(2) The patient will be instructed in special exercises that will strengthen
those muscles of the shoulders and chest that support respiratory movement. These
exercises are routinely taught by the physical therapist. The nursing personnel,
however, must be familiar with these exercises. It is a nursing responsibility to reinforce
the teaching, observe, and assist the patient in correct procedure.
(3) Preoperative patient education must include preparing the patient and
his family, the postoperative course of events, to include chest tubes, suctioning, and
artificial ventilation, as appropriate.
(4) Preoperative education can be used to reduce the potential for
complications. (For example, teaching the importance of active range of motion of the
arms may prevent the patient from developing a "frozen" shoulder.) Always explain
what must be done and why it is important. A patient will naturally be reluctant to
perform a movement or exercise that is painful to him.
d. In addition to general postoperative nursing care, the following considerations
for chest surgery patients must be noted.
Intake and output must be strictly monitored.
(2) Intravenous fluids are routinely given slowly and in limited amounts (as
ordered by the physician) to avoid fluid overload and pulmonary edema.
(3) Vigorous turning, coughing, and deep breathing must be done to expel
secretions. If these secretions are not removed, atelectasis may occur. Secretions that
cannot be removed by coughing must be removed by suctioning.
(4) Blood pressure, pulse, and respirations should be taken and recorded
frequently for the first 24 hours postoperatively. Nursing personnel should note general
appearance, skin color and temperature, character of respiration, and appearance of
the wound site. Close observation must be made for signs of shock, hemorrhage,
pulmonary edema, or respiratory embarrassment.

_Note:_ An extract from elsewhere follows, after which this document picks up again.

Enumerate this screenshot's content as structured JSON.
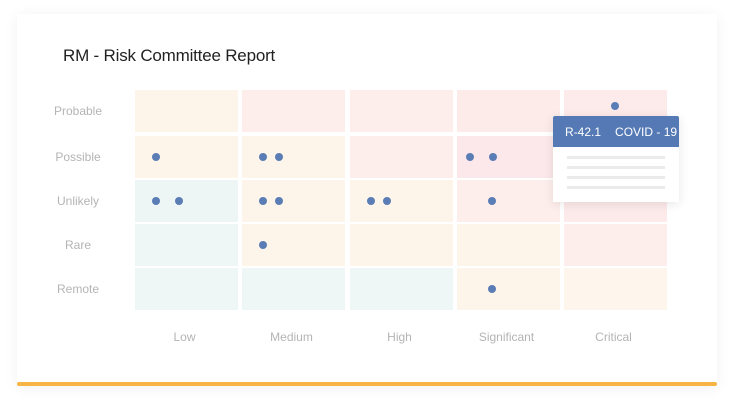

(5) Early ambulation of chest surgery patients is desired, with exercises as
prescribed, to promote lung reinflation, good body posture, and maintenance of
shoulder movement and muscle tone. Increase in ambulation will depend upon
physician's orders, nursing assessment, and the patient's desire for independence.
(6) Proper positioning while bed resting is extremely important. The
pneumonectomy patient should not be placed directly on his inoperative side. To do so
will place additional strain on the already overtaxed remaining lung. Patients
undergoing resection should not be placed on the operative side, as this interferes with
the desired maximum expansion of the operative lung.